Angka ini merupakan hasil perhitungan menyeluruh terhadap dampak bencana, baik dari sisi fisik maupun sosial, yang terjadi setelah rangkaian peristiwa hidrometeorologi pada akhir 2025 lalu.
Kepala Bidang Penelitian, Pengembangan Program, dan Pendanaan Pembangunan Badan Perencanaan Pembangunan Daerah (Bappeda) Bener Meriah, Rahmat Yanidin, mengatakan kerusakan terbesar terjadi pada sektor infrastruktur.
Menurutnya, dampak ekonomi dari bencana tersebut sangat signifikan karena banyak fasilitas publik dan akses dasar masyarakat yang terdampak langsung.

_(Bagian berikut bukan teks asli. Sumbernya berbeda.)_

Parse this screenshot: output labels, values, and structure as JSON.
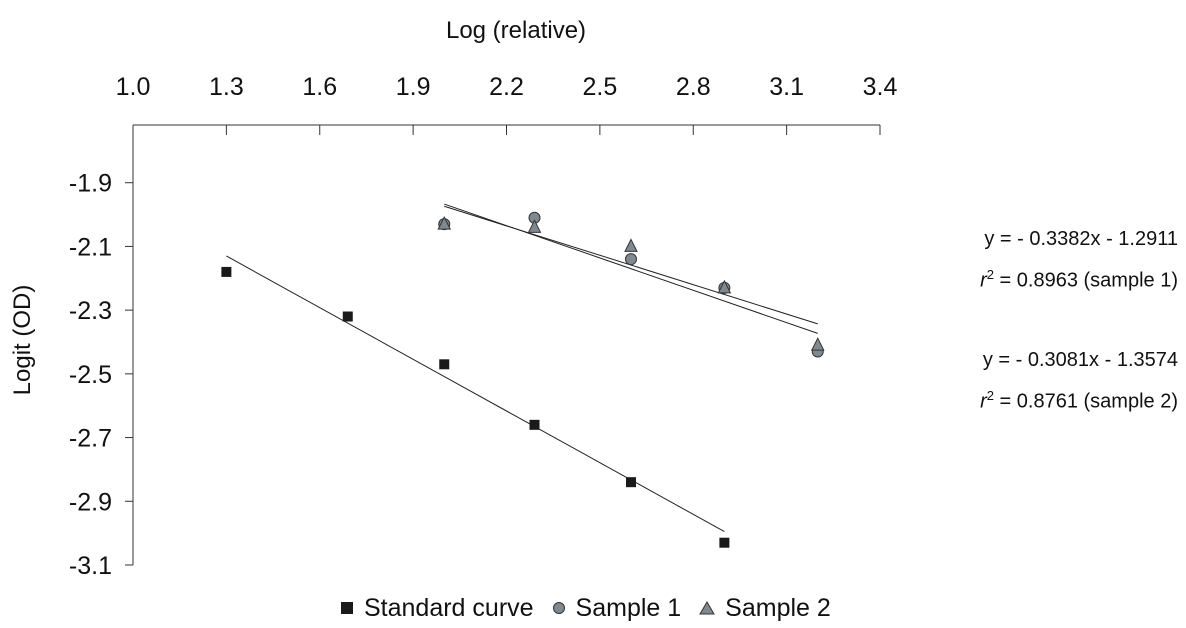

Rahmat menjelaskan, bencana yang melanda Bener Meriah merupakan bagian dari rentetan dampak Siklon Tropis Senyar yang sejak 25 November 2025 menyusuri wilayah daratan Aceh, Sumatra Utara, hingga Sumatra Barat.
Siklon tersebut memicu berbagai bencana hidrometeorologi, mulai dari angin kencang, curah hujan tinggi, peningkatan debit air sungai, banjir, banjir bandang, hingga tanah longsor di sejumlah lokasi.
Kondisi topografi wilayah Bener Meriah serta dinamika atmosfer regional disebut turut memperparah situasi. Aliran air yang deras membawa lumpur, batang kayu, dan sedimen lainnya hingga menerjang permukiman warga serta lahan pertanian, sehingga memperluas cakupan kerusakan dan kerugian.
Baca juga: Revitalisasi Sekolah yang Rusak Akibat Bencana di Aceh Rampung 2026
“Kondisi topografi wilayah dan dinamika atmosfer regional memperparah keadaan. Aliran air membawa material lumpur, batang kayu, dan sedimen yang menerjang permukiman serta lahan pertanian warga,” ujar Rahmat melansir siaran resmi Pemkab Bener Meriah, Kamis (4/2/2026).
Dari total taksiran Rp7,2 triliun tersebut, sektor infrastruktur mencatat angka kerusakan dan kerugian terbesar, yakni sekitar Rp4,8 triliun. Sektor ekonomi ditaksir mengalami kerugian sekitar Rp1,8 triliun, sementara sektor permukiman mencapai Rp215 miliar.
Selain itu, kerugian lintas sektor diperkirakan sebesar Rp176 miliar dan sektor sosial sekitar Rp75 miliar.
Rahmat menyebutkan, Bappeda Bener Meriah telah menyusun Rencana Rehabilitasi dan Rekonstruksi pascabencana dengan total kebutuhan pendanaan sebesar Rp7,32 triliun.
Dalam rencana tersebut, alokasi terbesar kembali diarahkan ke sektor infrastruktur dengan anggaran sekitar Rp5,67 triliun, terutama untuk perbaikan akses dan fasilitas publik. Selain itu, sektor permukiman direncanakan memperoleh anggaran Rp191,72 miliar, lintas sektor Rp201,16 miliar, dan sektor sosial Rp33,80 miliar.
Ia menegaskan pelaksanaan rehabilitasi dan rekonstruksi tidak hanya berorientasi pada pembangunan kembali, tetapi juga mengintegrasikan prinsip pengurangan risiko bencana.
Penyusunan rencana pemulihan tersebut dilakukan melalui koordinasi antara pemerintah kabupaten, provinsi, hingga pemerintah pusat, dengan memperhatikan skala prioritas serta upaya pencegahan agar risiko bencana serupa di masa mendatang dapat diminimalkan.